The 'Guardian' argued the pressure was on for London's Tate Modern to follow the Pompidou's lead, but Britain's Tate galleries (Tate Britain, Tate Modern, Tate Liverpool and Tate St Ives) are already at the vanguard. "There is a significant increase in the statistics of the percentage of women artists to men over the last 50 years and this gap is narrowing," said Ruth Findlay, senior press officer for the Tate. "Of those artists in the collection who were born after 1960, 178 are male and 94 are female. Three hundred and ninety nine (399) female artists are represented in the Tate Collection and there are 2,138 works by female artists."

 

The Tate Modern, opened as part of the events to mark the Millennium, caused a stir with its non-chronological hangs, also a feature of elles@centrepompidou, which opts for seven themes to group its work.

 

"Fire At Will", a reference to art that is engaged and militant, and "The Body Slogan", in which women treat their bodies as subject-matter, are overtly feminist.
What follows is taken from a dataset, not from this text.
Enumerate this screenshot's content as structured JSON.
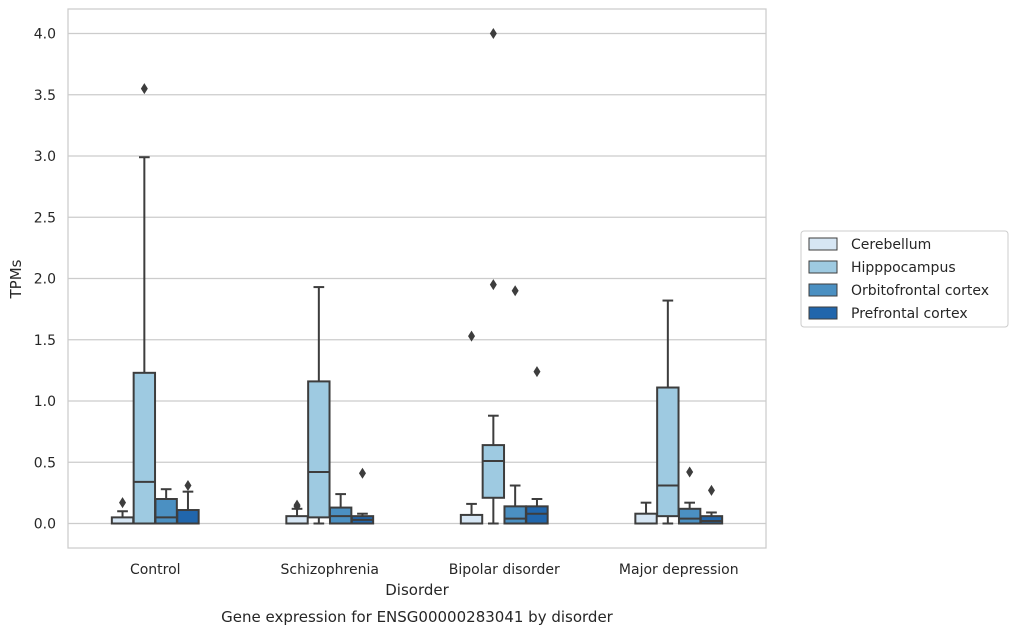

The first includes Israeli artist Sigalit Landau's "Barbed Hula", a video of the artist spinning a hoop of barbed wire around her naked belly against the backdrop of the sea - Israel's only peaceful and natural border. Depressing, but not merely so, it yields on careful examination the realisation the barbs face outwards and so are virtually harmless.

 

Equally thought-provoking, "The Body Slogan" juxtaposes French artist Valérie Belin's untitled 1964 photograph of a mannequin who is unsettlingly life-like with a 1961 photograph by New York artist Zoe Leonard of the "Preserved Head of a Bearded Woman". It's hard to believe anyone could have decapitated a woman and put her head in a jar; but apparently someone did.

 

"A Room, of One's Own" takes its title from novelist Virginia Woolf and the need to establish space to create. It is an artistic portrayal of rooms, not necessarily with any feminist agenda. Among them are French artist Sophie Calle's 1981 photographs of the rooms and guests' belongings she captured after managing to get temporarily hired as a chambermaid in a Venetian hotel. In theory, also gender-neutral, "Eccentric Abstraction", "Words at Work" and "Immaterials" demonstrate how women artists played just as great a role as men in pushing at the boundaries of artistic genres.

 

All of the above is on the Pompidou's fourth floor. "Pioneering Women", the first section - or last, depending on where the visitor begins - is on the fifth floor and is surrounded, as the pioneering women were by male artistic giants, such as Georges Braque and Henri Matisse. In pride of place at the front of the "Pioneering Women" is Mexican artist Frida Kahlo's 1938 self-portrait "The Frame". Compared with many of the vast, confident statements of the fourth floor, it is a small, anxious work. Kahlo's enduring face peers out of a frame of birds and flowers, based on folk art that almost overwhelms the portrait.

 

Since Kahlo's painful struggle for self-expression, women artists have travelled a very long way, even if it's not yet far enough.